The pathogenesis of atherosclerosis can be divided into three stages consisting of fatty streak formation, development of advanced (fibrous) plaque, and thrombosis.51 In the initial stage, there may be an increase in vessel permeability and a movement of LDL particles into the subendothelial space of vessels. LDL becomes oxidized forming an oxidized particle and bioactive oxidized lipids; some of which induce an inflammatory response. These activities induce the expression of chemotactic factors (MCP-1, Fractalkine and Rantes) and adhesion molecules
(P-selectin, ICAM, VCAM-1, Cs-1, and fibronectin) by endothelial cells, which facilitate monocyte migration and uptake. Under these conditions, there is also an elevation in monocyte differentiation factors (M-CSF, IL-8, GM-CSF). Simultaneously, lymphocyte activity is enhanced by chemotactic factors. The macro phages and lymphocytes produce reactive oxygen species, which cause further oxidative damage and macrophage uptake of oxidized LDL via scavenger receptors (CD36, SRA-1, and LOX-1). Foam cell formation occurs and ultimately leads to the development of fatty streaks.
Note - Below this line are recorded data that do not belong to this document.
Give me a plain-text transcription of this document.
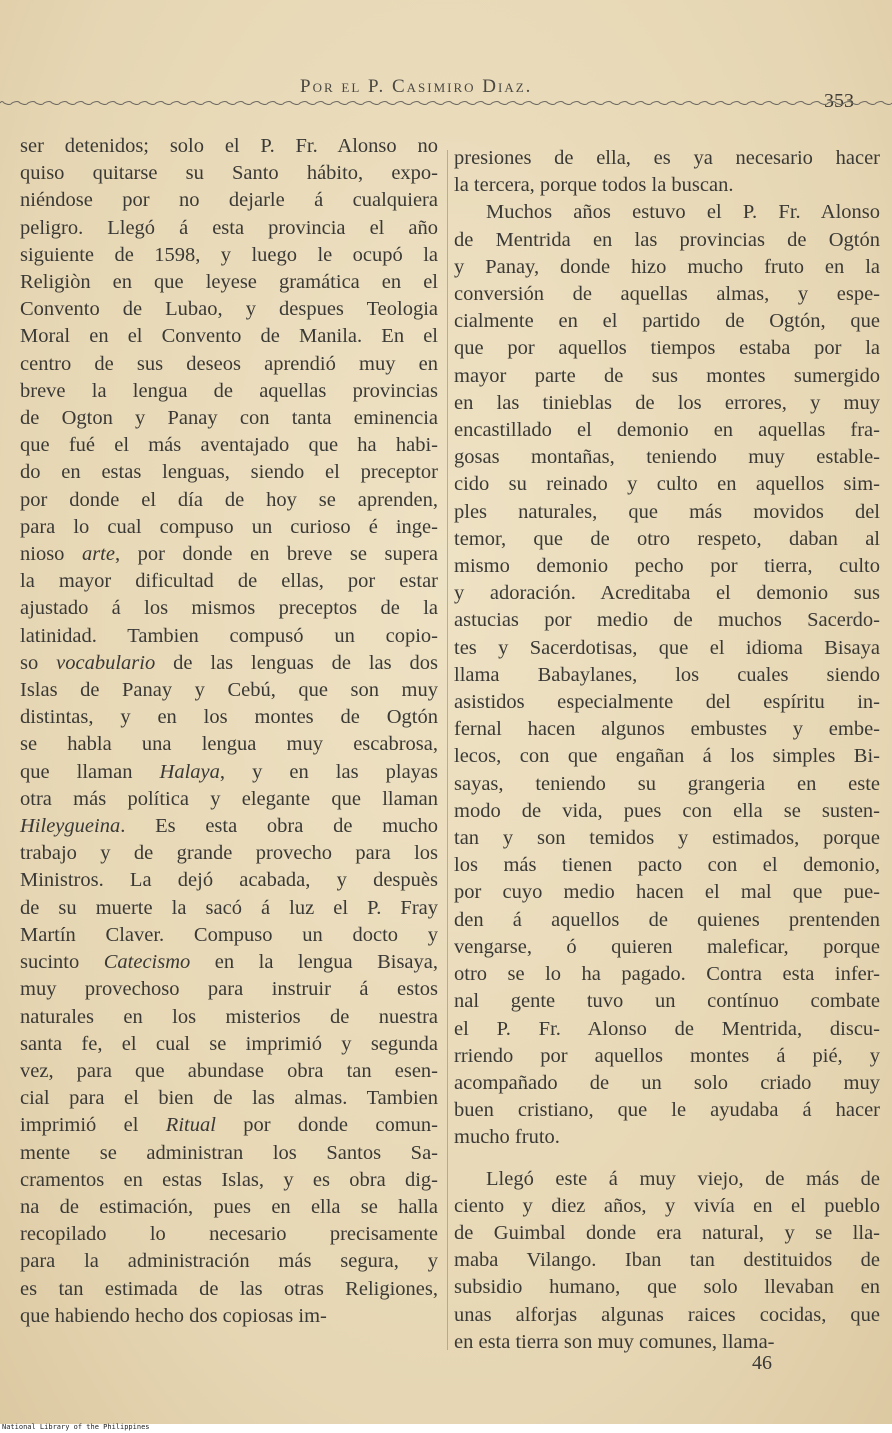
Por el P. Casimiro Diaz.
353
ser detenidos; solo el P. Fr. Alonso no
quiso quitarse su Santo hábito, expo-
niéndose por no dejarle á cualquiera
peligro. Llegó á esta provincia el año
siguiente de 1598, y luego le ocupó la
Religiòn en que leyese gramática en el
Convento de Lubao, y despues Teologia
Moral en el Convento de Manila. En el
centro de sus deseos aprendió muy en
breve la lengua de aquellas provincias
de Ogton y Panay con tanta eminencia
que fué el más aventajado que ha habi-
do en estas lenguas, siendo el preceptor
por donde el día de hoy se aprenden,
para lo cual compuso un curioso é inge-
nioso arte, por donde en breve se supera
la mayor dificultad de ellas, por estar
ajustado á los mismos preceptos de la
latinidad. Tambien compusó un copio-
so vocabulario de las lenguas de las dos
Islas de Panay y Cebú, que son muy
distintas, y en los montes de Ogtón
se habla una lengua muy escabrosa,
que llaman Halaya, y en las playas
otra más política y elegante que llaman
Hileygueina. Es esta obra de mucho
trabajo y de grande provecho para los
Ministros. La dejó acabada, y despuès
de su muerte la sacó á luz el P. Fray
Martín Claver. Compuso un docto y
sucinto Catecismo en la lengua Bisaya,
muy provechoso para instruir á estos
naturales en los misterios de nuestra
santa fe, el cual se imprimió y segunda
vez, para que abundase obra tan esen-
cial para el bien de las almas. Tambien
imprimió el Ritual por donde comun-
mente se administran los Santos Sa-
cramentos en estas Islas, y es obra dig-
na de estimación, pues en ella se halla
recopilado lo necesario precisamente
para la administración más segura, y
es tan estimada de las otras Religiones,
que habiendo hecho dos copiosas im-
presiones de ella, es ya necesario hacer
la tercera, porque todos la buscan.
Muchos años estuvo el P. Fr. Alonso
de Mentrida en las provincias de Ogtón
y Panay, donde hizo mucho fruto en la
conversión de aquellas almas, y espe-
cialmente en el partido de Ogtón, que
que por aquellos tiempos estaba por la
mayor parte de sus montes sumergido
en las tinieblas de los errores, y muy
encastillado el demonio en aquellas fra-
gosas montañas, teniendo muy estable-
cido su reinado y culto en aquellos sim-
ples naturales, que más movidos del
temor, que de otro respeto, daban al
mismo demonio pecho por tierra, culto
y adoración. Acreditaba el demonio sus
astucias por medio de muchos Sacerdo-
tes y Sacerdotisas, que el idioma Bisaya
llama Babaylanes, los cuales siendo
asistidos especialmente del espíritu in-
fernal hacen algunos embustes y embe-
lecos, con que engañan á los simples Bi-
sayas, teniendo su grangeria en este
modo de vida, pues con ella se susten-
tan y son temidos y estimados, porque
los más tienen pacto con el demonio,
por cuyo medio hacen el mal que pue-
den á aquellos de quienes prentenden
vengarse, ó quieren maleficar, porque
otro se lo ha pagado. Contra esta infer-
nal gente tuvo un contínuo combate
el P. Fr. Alonso de Mentrida, discu-
rriendo por aquellos montes á pié, y
acompañado de un solo criado muy
buen cristiano, que le ayudaba á hacer
mucho fruto.
Llegó este á muy viejo, de más de
ciento y diez años, y vivía en el pueblo
de Guimbal donde era natural, y se lla-
maba Vilango. Iban tan destituidos de
subsidio humano, que solo llevaban en
unas alforjas algunas raices cocidas, que
en esta tierra son muy comunes, llama-
46
National Library of the Philippines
This activity is facilitated by a decrease in the release of cholesterol from macrophages via ABCA-1 and ABCG-1. Together these activities may be regarded as an initial "response to injury."
The development of advanced plaque is a complex process, which involves several distinct activities and cell types. These include an increase in smooth muscle proliferation, which is induced by FGF-1, HBEGF, and PDGF, and the movement of smooth muscle cells into plaque. It is facilitated by the smooth muscle cell chemotactic factor, PDGF. Smooth muscle cells can participate in the uptake of oxidized LDL and matrix synthesis, which is stimulated by TGFbeta. Also, basement membranes around the plaque can be remodeled through the actions of metallopro-teinases. During this phase, there can be development of a necrotic core, which is formed from the death of foam cells through necrosis or apoptosis. Necrosis and apoptosis also cause the formation of oxidized bioactive lipids, some of which have thrombotic activities.
The final stage of atherosclerosis is the induction of thromobosis. This includes changes in the release or expression of prothromobotic molecules from endothelial cells, many of which are oxidized lipids, including tissue factor, plasminogen activator, and plasminogen activator inhibitor. It includes increased smooth muscle and macrophage expression of tissue factor and other prothromobotic molecules. Also, the weakening and possibly the rupture of the vessel wall through activities of met-alloproteinase's and their inhibitors. These activities promote the development of cardiac events.